Alarm Phone / Anti-Raids / Angela Camacho / Kedisha Coakley / Iman Datoo / Annalee Davis / Forensic Oceanography / Sylvie Sema Glissant / Ashanti Hare / Khaled Jarrar / Kiluanji Kia Henda / Grada Kilomba / Otis Mensah / Sue Williamson. Curated by Ashish Ghadiali.
Curated by Ashish Ghadiali, the exhibition, Against Apartheid at KARST, Plymouth, explores the origins of climate apartheid through the work of international contemporary artists, activists and scientists.
UN Special Rapporteur, Philip Alston, has dubbed the potential outcome of anthropogenic climate change as “climate apartheid” – where life becomes impossible for increasing sections of the human population. This scenario would predominantly impact black and brown communities living on the frontlines of climate breakdown.
Against Apartheid situates this projected future in historic ecologies of empire – African enslavement, the middle passage, the plantation and the genocide of indigenous peoples as well as the geopolitics of international borders, urban air pollution and species migration.
Featured artists include: Sue Williamson, Khaled Jarrar, Forensic Oceanography, Annalee Davis, Kiluanji Kia Henda, Sylvie Séma Glissant, Kedisha Coakley, Angela Camacho, Ashanti Hare and Iman Datoo. New representations of work by climate scientists affiliated with the University of Exeter’s Global Systems Institute and by activist collectives, Alarm Phone and the Anti-Raids Network, also feature.

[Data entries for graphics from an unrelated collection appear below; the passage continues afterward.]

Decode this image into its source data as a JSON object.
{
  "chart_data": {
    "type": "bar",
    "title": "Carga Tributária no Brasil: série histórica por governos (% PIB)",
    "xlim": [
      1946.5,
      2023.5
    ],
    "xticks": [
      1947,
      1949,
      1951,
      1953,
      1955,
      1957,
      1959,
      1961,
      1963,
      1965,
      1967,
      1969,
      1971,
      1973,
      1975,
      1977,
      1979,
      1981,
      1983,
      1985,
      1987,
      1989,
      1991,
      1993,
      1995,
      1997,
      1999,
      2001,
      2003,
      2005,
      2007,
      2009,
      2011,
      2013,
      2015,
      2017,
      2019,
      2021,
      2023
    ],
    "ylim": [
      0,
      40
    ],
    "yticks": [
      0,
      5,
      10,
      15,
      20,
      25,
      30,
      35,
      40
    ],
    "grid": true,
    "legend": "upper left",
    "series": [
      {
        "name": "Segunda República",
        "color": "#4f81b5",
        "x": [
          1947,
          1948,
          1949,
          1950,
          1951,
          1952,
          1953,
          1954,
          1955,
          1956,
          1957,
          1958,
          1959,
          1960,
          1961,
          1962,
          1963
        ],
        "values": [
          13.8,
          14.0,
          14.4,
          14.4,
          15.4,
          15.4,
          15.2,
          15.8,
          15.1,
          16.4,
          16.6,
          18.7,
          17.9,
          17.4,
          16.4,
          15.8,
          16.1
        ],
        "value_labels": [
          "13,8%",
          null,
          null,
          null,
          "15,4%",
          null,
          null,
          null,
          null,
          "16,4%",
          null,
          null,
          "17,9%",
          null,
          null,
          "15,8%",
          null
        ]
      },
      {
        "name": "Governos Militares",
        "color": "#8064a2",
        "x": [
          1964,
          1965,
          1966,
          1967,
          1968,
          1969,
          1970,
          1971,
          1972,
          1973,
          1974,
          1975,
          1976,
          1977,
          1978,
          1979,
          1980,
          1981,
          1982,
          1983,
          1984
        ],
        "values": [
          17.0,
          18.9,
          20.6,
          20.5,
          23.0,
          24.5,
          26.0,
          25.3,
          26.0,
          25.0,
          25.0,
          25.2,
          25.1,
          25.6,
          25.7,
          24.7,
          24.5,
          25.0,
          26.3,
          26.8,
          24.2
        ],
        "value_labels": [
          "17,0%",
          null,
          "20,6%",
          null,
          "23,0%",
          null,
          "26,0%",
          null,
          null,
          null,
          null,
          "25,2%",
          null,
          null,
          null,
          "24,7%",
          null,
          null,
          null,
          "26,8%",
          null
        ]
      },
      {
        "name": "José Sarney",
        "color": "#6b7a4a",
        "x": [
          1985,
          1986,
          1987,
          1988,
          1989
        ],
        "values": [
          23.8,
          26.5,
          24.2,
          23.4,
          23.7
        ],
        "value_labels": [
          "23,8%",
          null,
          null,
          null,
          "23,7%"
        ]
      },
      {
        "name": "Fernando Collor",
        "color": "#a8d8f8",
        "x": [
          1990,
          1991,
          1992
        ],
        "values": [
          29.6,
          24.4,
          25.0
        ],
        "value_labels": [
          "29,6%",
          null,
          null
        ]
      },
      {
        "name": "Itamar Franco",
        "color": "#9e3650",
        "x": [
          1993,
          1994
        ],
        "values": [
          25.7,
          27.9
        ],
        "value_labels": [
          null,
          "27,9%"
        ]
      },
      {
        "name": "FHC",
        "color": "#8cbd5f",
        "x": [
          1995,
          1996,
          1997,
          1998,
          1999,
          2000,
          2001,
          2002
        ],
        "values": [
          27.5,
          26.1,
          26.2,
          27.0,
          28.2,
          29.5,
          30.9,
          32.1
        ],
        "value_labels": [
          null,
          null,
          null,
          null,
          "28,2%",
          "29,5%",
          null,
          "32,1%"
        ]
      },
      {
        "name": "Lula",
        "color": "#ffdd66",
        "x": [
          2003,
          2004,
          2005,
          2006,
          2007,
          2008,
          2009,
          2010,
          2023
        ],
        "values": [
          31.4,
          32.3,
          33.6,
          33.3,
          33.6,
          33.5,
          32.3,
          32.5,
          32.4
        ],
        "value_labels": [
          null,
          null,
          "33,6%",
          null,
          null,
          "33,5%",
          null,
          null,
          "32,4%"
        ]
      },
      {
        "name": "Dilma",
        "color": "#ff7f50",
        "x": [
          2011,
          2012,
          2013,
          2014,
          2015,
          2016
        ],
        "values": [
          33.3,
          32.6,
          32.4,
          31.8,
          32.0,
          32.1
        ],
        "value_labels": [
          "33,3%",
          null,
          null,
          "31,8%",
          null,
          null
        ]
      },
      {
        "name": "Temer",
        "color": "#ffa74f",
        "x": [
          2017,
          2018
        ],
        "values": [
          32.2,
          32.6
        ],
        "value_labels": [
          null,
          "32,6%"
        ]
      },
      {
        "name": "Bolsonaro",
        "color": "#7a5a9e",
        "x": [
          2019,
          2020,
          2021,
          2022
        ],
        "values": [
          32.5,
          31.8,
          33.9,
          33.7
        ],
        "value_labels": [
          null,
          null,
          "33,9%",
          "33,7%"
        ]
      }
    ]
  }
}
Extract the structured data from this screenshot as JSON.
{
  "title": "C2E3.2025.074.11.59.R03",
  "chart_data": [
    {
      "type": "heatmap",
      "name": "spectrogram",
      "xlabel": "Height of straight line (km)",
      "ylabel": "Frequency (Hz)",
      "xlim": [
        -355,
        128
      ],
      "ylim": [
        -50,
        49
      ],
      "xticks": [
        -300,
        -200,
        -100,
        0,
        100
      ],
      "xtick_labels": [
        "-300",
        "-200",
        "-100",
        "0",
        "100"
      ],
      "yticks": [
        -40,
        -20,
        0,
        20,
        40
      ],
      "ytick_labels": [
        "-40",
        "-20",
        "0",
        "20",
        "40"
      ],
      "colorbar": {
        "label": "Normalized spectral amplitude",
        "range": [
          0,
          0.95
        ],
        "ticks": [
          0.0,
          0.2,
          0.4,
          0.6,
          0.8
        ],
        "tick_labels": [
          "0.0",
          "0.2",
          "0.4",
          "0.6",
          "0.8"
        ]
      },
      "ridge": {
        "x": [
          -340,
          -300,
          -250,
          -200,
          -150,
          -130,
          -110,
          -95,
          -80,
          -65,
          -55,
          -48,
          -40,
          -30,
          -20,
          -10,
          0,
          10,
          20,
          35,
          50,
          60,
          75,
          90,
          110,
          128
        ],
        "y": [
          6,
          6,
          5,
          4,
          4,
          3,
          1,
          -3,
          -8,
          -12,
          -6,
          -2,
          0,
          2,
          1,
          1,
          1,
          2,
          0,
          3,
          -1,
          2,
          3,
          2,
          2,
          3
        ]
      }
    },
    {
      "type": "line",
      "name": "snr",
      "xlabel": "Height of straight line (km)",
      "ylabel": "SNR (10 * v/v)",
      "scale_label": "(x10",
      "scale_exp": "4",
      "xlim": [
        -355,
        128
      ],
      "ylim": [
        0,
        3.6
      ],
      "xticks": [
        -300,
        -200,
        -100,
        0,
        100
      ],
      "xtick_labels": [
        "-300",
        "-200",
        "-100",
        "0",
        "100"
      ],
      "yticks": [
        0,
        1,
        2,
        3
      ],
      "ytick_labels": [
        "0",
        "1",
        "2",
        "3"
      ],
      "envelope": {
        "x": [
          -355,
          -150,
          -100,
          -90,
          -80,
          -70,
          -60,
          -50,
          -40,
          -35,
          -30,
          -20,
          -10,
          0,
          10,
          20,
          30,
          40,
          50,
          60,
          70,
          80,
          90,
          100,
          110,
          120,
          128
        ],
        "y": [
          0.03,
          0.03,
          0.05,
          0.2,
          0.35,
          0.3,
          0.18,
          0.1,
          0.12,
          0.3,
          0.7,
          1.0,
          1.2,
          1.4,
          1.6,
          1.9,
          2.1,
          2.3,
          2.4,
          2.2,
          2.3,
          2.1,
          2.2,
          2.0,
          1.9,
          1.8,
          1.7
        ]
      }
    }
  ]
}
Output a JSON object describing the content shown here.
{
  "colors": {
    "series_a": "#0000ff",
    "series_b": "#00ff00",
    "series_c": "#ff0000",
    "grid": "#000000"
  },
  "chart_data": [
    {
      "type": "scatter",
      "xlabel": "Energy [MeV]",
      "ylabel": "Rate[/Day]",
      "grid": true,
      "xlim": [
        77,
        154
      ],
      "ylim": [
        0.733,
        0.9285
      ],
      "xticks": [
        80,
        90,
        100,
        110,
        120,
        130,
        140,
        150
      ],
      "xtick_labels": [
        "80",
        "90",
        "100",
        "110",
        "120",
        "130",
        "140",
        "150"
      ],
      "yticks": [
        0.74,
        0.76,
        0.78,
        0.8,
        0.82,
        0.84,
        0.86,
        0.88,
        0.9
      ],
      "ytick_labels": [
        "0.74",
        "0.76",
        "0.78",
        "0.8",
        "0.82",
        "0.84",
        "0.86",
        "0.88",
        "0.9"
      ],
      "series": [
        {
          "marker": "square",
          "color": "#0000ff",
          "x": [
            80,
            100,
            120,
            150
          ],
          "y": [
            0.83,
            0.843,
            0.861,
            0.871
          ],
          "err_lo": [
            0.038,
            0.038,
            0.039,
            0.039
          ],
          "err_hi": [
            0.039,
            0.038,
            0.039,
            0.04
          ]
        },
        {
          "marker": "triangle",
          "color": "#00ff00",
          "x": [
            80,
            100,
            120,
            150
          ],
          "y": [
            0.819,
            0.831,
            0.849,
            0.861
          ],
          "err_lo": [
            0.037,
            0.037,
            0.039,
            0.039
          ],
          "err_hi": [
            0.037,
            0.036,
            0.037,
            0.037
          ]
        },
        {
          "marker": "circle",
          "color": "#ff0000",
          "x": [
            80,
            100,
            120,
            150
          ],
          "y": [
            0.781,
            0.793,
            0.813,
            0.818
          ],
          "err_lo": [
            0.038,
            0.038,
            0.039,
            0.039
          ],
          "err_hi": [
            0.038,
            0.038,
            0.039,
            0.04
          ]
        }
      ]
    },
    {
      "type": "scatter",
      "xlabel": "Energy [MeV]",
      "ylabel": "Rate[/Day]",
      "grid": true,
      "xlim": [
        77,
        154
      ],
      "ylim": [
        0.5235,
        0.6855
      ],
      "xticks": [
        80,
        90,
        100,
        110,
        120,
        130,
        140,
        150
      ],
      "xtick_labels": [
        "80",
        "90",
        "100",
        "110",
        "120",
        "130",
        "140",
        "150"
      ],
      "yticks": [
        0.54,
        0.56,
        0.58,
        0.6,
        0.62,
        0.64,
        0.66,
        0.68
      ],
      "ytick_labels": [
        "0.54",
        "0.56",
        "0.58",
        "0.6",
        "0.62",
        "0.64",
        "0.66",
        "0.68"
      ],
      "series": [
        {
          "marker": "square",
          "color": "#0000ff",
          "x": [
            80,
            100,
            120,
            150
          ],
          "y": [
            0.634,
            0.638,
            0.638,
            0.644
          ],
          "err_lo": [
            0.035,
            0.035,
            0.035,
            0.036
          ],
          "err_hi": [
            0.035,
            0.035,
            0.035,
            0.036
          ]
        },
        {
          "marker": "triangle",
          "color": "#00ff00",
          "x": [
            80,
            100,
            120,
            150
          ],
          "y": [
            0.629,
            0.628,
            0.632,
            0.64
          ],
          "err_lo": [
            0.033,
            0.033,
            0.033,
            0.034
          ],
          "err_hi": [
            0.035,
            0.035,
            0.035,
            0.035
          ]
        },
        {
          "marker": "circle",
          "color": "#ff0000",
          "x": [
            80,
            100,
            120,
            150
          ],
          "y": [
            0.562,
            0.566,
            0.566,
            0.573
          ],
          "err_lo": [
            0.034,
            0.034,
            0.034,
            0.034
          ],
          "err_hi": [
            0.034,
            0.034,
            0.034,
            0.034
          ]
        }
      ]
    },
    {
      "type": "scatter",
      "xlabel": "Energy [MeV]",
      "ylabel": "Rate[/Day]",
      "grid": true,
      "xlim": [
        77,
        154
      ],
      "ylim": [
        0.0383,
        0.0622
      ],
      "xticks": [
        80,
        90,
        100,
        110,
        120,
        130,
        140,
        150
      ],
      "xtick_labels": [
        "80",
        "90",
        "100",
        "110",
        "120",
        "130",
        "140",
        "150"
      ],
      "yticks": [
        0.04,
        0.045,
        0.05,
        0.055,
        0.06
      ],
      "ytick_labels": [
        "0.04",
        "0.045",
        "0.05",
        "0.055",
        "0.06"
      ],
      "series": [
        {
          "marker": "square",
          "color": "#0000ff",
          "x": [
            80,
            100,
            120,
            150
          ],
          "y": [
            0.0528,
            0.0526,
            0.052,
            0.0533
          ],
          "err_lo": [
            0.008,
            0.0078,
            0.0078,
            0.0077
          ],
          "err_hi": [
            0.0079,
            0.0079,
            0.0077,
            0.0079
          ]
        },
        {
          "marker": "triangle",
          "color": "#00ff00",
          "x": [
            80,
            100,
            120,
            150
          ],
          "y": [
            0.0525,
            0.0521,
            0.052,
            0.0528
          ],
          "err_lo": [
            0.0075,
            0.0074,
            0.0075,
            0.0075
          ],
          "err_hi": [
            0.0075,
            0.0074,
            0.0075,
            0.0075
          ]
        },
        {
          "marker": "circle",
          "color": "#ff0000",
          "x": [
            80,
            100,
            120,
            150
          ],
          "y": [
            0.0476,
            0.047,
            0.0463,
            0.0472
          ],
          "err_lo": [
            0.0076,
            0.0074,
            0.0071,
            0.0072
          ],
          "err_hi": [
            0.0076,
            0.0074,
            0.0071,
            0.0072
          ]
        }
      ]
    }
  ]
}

Artists, activists and scientists included in the show put forward strategies for challenging the inherited culture of apartheid – restoring hidden lives and forgotten futures. Works in this group exhibition highlight the transcendence of race-thinking, new ecologies and the intergenerational and interspecies sensibilities through which our sense of future possibility is transfigured and transformed.
Against Apartheid is presented by KARST in partnership with Radical Ecology and supported by Arts Council England and Global Systems Institute, University of Exeter.
Above: Ashanti Hare, Sybil, 2023
Cover and top image: Angela Camacho, Machi Betiana, 2022
Bottom: Kiluanji Kia Henda, Migrants Who Don't Give A Fuck., 2019
About Ashish Ghadiali
Ashish is the Founding Director of Radical Ecology. He is also the Co-Chair and Co-Principal Investigator of Addressing the New Denialism, a programme of research and public engagement that has culminated in the influential 2023 paper Quantifying the Human Cost of Global Warming.
He is currently the lead author on a publication for COP28, Towards a New Global Architecture for Climate Finance, and working on Dart River, a book project for Hutchinson Heinemann. Ashish is also a regular contributor to the Guardian and the Observer, as well as a practising filmmaker with recent credits including Planetary Imagination (2023) a 5-screen film installation, for The Box, Plymouth, and the feature documentary, The Confession (2016) for BFI and BBC Storyville.